Hallel…

Non ho parole. Nessuna. Nessun pensiero. Di fronte alla morte di una tredicenne, Hallel Yafa Ariel הי”ד, uccisa per mano di un diciassettenne la cui madre ricorda come “eroe del quale essere fiera”, non ho argute frasi da condividere. Ho solo voglia di abbracciare mia figlia, tredicenne israeliana anche lei, che come Hallel ha voglia di uscire con le amiche, dormire un po’ di più nei giorni estivi di vacanza, ballare ad un saggio di danza, esattamente come ha fatto Hallel la sera prima di morire.

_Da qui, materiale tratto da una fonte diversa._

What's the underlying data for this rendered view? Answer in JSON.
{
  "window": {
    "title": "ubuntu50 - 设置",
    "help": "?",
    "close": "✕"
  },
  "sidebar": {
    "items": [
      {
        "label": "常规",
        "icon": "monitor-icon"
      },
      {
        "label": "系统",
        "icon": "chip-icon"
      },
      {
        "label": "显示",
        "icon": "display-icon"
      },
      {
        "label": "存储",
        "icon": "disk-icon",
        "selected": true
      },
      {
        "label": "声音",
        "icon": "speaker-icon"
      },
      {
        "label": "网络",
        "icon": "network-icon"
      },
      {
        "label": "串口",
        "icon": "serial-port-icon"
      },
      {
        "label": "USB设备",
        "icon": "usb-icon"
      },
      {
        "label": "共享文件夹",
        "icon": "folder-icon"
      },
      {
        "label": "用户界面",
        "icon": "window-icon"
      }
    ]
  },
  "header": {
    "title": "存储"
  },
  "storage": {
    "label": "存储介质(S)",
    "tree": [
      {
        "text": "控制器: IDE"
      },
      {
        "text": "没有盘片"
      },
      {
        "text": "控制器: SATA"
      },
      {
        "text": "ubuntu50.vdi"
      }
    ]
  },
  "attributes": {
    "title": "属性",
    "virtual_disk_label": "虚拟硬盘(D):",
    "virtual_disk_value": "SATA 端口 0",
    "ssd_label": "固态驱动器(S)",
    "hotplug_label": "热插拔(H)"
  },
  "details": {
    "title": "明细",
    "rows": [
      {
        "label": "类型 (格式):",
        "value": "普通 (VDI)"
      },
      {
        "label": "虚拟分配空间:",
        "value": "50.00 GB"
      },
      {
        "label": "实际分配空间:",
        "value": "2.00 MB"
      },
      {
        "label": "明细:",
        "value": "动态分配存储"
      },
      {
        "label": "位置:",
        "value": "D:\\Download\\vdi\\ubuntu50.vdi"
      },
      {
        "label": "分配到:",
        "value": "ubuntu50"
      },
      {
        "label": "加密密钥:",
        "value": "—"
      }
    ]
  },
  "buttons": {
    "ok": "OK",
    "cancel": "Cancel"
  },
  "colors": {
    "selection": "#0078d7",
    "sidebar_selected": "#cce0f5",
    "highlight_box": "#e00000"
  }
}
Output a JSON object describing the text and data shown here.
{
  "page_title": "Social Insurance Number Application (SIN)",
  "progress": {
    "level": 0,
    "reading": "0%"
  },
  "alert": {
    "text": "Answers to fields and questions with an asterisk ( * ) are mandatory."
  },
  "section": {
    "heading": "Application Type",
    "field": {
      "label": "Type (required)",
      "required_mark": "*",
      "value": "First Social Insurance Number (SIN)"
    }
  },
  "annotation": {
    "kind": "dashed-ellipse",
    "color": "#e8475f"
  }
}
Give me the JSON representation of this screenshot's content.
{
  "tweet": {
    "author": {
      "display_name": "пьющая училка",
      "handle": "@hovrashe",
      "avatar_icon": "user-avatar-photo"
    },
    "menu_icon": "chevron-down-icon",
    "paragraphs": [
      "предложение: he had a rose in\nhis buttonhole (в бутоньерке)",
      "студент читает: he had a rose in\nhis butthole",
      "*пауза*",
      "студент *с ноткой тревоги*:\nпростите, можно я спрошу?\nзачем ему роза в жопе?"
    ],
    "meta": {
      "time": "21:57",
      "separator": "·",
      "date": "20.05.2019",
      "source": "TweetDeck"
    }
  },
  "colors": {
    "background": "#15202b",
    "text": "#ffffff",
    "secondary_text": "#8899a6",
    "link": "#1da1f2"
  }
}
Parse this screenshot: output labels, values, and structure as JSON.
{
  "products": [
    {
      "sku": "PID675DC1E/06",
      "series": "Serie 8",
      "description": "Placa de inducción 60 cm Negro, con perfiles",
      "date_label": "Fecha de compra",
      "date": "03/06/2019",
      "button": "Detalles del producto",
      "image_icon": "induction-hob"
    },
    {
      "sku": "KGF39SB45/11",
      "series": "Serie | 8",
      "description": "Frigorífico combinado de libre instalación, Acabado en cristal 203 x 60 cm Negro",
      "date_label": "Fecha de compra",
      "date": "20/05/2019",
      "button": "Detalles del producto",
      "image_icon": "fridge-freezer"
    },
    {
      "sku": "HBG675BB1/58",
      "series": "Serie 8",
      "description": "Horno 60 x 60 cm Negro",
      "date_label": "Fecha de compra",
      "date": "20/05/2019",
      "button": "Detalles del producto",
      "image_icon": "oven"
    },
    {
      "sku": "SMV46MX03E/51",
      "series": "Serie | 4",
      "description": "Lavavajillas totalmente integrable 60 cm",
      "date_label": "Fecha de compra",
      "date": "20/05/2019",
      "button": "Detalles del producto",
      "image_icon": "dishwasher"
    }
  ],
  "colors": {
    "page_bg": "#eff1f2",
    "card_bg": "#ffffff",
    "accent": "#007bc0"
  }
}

E a nulla serve ricordare il versetto di Ecclesiaste 3:4 “Un tempo per piangere e un tempo per ridere, un tempo per far cordoglio e un tempo per ballare”. Perché per noi, testardi essere umani che crediamo al pianto di una madre alla quale hanno strappato la vita della figlia e non alla lode di un’altra che celebra la mano assassina del figlio, i tempi sono confusi, mischiati, dissolti insieme tra dolore, pianto, gioia, timore, risata, rabbia e speranza che un giorno tutte le madri saranno solo madri e poi nonne e non collaboratrici di terrore, violenza e progetti di sterminio.